Valor econômico, v. 17, n. 4107, 07/10/2016. Empresas, p. B7

Temer deve usar MP para regularizar atrasos no Fies

Estratégia ainda terá que passar por avaliação do TCU

Por: Andrea Jubé, Vandson Lima e Murillo Camarotto

 

O presidente Michel Temer deve recorrer a uma medida provisória para resolver o impasse envolvendo os atrasos nos pagamentos do Fies às universidades. A decisão foi tomada durante uma reunião com os ministros Mendonça Filho (Educação) e Eliseu Padilha (Casa Civil).

A costura política para isso já foi colocada em prática ontem. Presidente do Congresso Nacional, Renan Calheiros (PMDB-AL), enviou carta oficial a Temer defendendo a edição da MP. O maior temor do presidente é incorrer no mesmo tipo de medida que ensejou o impeachment da ex-presidente Dilma Rousseff.

A mensagem de Renan é um recado claro ao presidente das dificuldades encontradas para mobilizar a base aliada ao governo no Legislativo mas, ao mesmo tempo, uma sinalização de que o parlamento o apoiará na empreitada. "Cabe lembrar que a abertura de crédito que foi objeto de censura no processo de impeachment decorreu do manejo créditos suplementares", escreveu, sublinhando a diferença das duas situações.

Anteontem, em sessão conjunta do Congresso Nacional que entrou pela madrugada, fracassou a articulação de aliados para votar o projeto de lei que prevê recurso adicional de R$ 702 milhões ao Fies, programa do Ministério da Educação que financia cursos superiores - e cujo repasse não ocorre desde julho - e outros R$ 400 milhões para garantir a realização do Exame Nacional do Ensino Médio (Enem).

Na carta a Temer, Renan alega que "em virtude da dinâmica própria do Congresso que V.Exa. muito bem conhece, não foi possível manter o quórum para deliberação (...)". Por isso, as lideranças do Congresso teriam concluído que seria melhor o governo editar uma MP sobre o tema.

Renan reiterou que "o próprio Tribunal de Contas da União, ao apreciar as Contas do Governo de 2015, excluiu a irregularidade que havia sido apontada no sentido de que ela teria sido a edição da MP 686 que abriu crédito extraordinário para o pagamento do FIES naquele ano".

A MP vai garantir a abertura do crédito extraordinário, cuja maior parte dos recursos será usada para regularizar os compromissos do Fies referentes às mensalidades do segundo semestre, que estão atrasadas.

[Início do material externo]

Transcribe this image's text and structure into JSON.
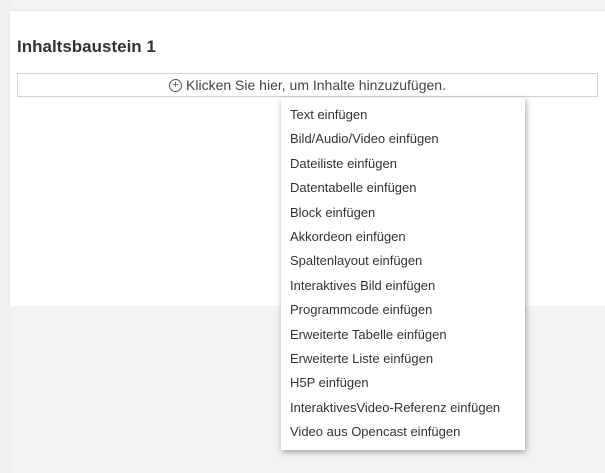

O problema é o TCU. Uma semana após apresentar o projeto de lei, o governo encaminhou uma consulta ao tribunal para saber se poderia abrir créditos extraordinários em favor do MEC por meio de MP. Após posição contrária da ministra Ana Arraes, o processo foi alvo de um pedido de vistas do ministro Raimundo Carrero e não voltou para apreciação do plenário.

Questionado, Carrero disse ao Valor que estava acompanhando o andamento do projeto de lei no Congresso para decidir quando a matéria voltaria à pauta. "Se conseguirem aprovar o projeto de lei, não há necessidade de avaliarmos a MP aqui", afirmou ele.

Apesar da inclinação do TCU em aceitar o pedido do governo, o assunto promete reacender um debate que vem gerando polêmica. Desde que assumiu a cadeira presidencial, Temer já encaminhou três consultas do mesmo tipo: usar medida provisória para abrir créditos extraordinários.

O TCU vinha dando sinal verde, mas alguns ministros começaram a demonstrar desconforto. Para esses, o tribunal não deve funcionar como órgão anuente das ações do governo. "Eles que façam e depois arquem com as consequências", disse um ministro que pediu para não ter seu nome publicado.

O assunto foi debatido na quarta-feira, durante análise das contas da ex-presidente Dilma pelo TCU. Considerado como irregularidade até a véspera do julgamento, o uso de MP para abertura de crédito extraordinário acabou sendo retirado da lista de ilegalidades cometidas na gestão da petista.

Reunidos na véspera da sessão, os ministros entenderam que, como Temer também estava usando o expediente, poderia criar-se uma teoria de que ele estaria recebendo tratamento diferenciado do TCU.